A Kentucky tobacco and hemp farm will pay $25,905 in back pay to 46 workers and a $13,281 civil penalty in a settlement over H-2A temporary agricultural workers program violations, the US Department of Labor’s Wage and Hour Division reported. The farm also will be debarred from the program for three years.

The division enforces the labor provisions of the federal H-2A temporary agricultural workers program to prevent employers from exploiting temporary, nonimmigrant workers hired for seasonal agricultural work and from gaining an unfair competitive advantage over law-abiding employers.

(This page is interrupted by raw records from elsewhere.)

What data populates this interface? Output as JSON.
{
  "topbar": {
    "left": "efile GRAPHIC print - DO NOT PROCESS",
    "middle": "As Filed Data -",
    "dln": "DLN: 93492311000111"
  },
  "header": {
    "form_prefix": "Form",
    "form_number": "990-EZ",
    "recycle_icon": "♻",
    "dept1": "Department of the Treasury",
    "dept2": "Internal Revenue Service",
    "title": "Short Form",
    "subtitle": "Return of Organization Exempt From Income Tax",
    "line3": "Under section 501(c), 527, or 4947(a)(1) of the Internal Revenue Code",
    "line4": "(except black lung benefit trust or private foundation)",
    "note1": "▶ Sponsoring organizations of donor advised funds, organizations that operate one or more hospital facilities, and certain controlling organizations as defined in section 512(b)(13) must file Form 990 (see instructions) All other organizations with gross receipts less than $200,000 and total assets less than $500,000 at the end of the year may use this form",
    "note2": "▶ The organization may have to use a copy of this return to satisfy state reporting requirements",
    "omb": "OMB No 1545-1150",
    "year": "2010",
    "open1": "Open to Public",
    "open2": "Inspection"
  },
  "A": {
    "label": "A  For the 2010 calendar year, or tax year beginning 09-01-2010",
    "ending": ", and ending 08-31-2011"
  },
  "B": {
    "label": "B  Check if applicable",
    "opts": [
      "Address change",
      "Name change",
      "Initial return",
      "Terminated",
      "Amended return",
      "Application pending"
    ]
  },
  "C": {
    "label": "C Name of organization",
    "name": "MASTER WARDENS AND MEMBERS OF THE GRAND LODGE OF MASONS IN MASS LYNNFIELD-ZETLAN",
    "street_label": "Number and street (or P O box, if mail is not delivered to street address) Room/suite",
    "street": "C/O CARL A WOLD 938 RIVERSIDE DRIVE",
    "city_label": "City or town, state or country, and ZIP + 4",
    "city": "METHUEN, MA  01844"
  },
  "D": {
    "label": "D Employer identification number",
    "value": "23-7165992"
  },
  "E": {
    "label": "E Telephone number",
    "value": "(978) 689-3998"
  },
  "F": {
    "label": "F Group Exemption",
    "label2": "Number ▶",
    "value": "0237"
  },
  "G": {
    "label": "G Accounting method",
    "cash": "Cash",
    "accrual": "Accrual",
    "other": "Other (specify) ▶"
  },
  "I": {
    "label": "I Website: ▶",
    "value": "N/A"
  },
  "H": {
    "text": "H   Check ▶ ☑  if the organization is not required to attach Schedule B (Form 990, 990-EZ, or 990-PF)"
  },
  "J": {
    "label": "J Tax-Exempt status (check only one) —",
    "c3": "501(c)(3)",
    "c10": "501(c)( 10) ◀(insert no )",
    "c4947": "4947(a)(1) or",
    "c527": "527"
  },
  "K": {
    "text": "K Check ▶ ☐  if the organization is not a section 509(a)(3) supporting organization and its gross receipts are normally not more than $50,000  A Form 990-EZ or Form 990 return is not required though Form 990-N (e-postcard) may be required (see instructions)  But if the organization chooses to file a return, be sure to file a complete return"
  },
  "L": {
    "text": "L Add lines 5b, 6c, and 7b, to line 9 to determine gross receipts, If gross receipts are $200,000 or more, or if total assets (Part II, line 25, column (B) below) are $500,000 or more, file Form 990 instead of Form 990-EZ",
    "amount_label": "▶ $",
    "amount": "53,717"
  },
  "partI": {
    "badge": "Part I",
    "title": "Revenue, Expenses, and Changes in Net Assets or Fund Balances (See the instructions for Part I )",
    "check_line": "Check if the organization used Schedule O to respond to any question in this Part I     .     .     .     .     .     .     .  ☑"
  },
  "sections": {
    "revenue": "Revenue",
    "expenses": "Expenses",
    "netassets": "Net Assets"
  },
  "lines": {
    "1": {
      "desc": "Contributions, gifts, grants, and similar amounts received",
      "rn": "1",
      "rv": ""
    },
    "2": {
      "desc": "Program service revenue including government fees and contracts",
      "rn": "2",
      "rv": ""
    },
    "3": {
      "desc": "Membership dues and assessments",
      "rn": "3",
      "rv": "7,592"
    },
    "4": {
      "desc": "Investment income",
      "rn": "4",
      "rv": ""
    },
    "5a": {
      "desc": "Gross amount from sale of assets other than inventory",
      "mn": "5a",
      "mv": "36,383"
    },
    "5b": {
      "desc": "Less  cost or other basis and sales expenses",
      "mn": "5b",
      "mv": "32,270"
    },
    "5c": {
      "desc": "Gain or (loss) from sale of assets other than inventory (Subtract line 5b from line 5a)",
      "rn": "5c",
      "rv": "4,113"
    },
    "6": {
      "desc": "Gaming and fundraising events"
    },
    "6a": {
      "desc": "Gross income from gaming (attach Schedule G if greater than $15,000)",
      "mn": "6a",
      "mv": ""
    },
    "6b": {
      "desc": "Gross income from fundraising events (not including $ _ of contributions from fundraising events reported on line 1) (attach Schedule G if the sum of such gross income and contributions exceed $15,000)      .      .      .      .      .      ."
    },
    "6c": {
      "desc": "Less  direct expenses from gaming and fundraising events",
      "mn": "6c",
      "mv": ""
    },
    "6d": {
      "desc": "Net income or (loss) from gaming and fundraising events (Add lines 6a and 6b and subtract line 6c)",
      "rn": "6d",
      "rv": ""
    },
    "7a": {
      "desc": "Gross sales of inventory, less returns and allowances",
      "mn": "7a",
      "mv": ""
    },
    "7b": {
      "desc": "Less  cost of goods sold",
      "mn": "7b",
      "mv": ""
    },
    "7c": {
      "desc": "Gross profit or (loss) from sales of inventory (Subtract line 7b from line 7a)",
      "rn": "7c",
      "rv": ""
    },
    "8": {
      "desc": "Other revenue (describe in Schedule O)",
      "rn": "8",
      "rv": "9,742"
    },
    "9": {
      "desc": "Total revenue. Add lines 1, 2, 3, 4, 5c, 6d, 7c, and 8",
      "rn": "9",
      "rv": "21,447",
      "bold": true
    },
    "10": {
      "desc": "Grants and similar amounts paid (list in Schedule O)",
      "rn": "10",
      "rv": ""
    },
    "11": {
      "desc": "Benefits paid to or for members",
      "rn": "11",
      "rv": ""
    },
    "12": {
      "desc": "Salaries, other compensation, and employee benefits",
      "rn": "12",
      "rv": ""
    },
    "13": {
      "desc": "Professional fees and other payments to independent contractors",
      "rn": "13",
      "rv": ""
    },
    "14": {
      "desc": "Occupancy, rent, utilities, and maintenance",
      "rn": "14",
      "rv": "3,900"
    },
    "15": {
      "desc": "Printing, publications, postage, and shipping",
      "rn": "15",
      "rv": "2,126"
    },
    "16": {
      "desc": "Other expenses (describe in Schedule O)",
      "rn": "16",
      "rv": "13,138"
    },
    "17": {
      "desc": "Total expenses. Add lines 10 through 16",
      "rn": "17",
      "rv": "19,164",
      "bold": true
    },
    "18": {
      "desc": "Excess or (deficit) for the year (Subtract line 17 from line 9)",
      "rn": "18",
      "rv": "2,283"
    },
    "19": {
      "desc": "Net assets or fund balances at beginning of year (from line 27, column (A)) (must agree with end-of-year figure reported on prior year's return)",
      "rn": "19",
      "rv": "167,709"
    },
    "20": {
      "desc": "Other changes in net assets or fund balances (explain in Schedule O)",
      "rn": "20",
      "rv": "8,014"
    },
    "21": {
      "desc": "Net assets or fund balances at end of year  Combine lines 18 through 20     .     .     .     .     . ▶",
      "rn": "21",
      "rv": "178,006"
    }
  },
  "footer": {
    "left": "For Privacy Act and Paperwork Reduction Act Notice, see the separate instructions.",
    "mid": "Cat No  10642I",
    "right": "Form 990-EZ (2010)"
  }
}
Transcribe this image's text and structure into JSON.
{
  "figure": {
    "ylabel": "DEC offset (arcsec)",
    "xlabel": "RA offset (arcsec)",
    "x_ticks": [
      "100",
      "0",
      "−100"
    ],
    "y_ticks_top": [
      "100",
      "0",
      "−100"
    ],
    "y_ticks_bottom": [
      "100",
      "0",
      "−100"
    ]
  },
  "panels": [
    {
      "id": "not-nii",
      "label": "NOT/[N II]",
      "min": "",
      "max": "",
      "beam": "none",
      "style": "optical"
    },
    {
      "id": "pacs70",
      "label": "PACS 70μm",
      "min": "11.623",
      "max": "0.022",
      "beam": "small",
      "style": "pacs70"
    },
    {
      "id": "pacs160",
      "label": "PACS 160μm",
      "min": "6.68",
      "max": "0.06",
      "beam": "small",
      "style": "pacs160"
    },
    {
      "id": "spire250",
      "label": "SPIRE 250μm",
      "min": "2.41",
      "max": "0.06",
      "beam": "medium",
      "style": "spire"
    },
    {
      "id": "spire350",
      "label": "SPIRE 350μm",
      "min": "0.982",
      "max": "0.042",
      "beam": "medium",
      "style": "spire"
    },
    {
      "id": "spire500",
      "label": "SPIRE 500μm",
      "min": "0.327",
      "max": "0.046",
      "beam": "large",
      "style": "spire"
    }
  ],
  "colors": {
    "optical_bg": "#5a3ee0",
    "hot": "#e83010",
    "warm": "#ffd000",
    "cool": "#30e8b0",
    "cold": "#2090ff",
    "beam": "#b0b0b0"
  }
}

An investigation of Campbellsville, Kentucky’s Hunt Farm, owned by David Hunt, found the farm failed to reimburse H-2A workers for travel expenses they incurred returning to their home countries, as the law requires. Investigators also found the employer failed to provide work-related contracts to employees, failed to pay prevailing wages and failed to offer at least three-fourths the hours promised in the workers’ contracts, all of which the H-2A program requires. In addition, the employer attempted to impede the division’s investigation by unduly delaying access to workers, records, and housing, and by providing false information.

The DOL’s Office of Administrative Law Judges approved the settlement.

“These workers, who are away from their families for months at a time, deserve to be paid every penny they rightfully earn,” said Wage and Hour Division District Director Karen Garnett-Civils in Louisville, Kentucky. “This investigation underscores the department’s commitment to using any and all enforcement strategies at our disposal to protect the rights of these employees, and to level the playing field for employers who obey the law.”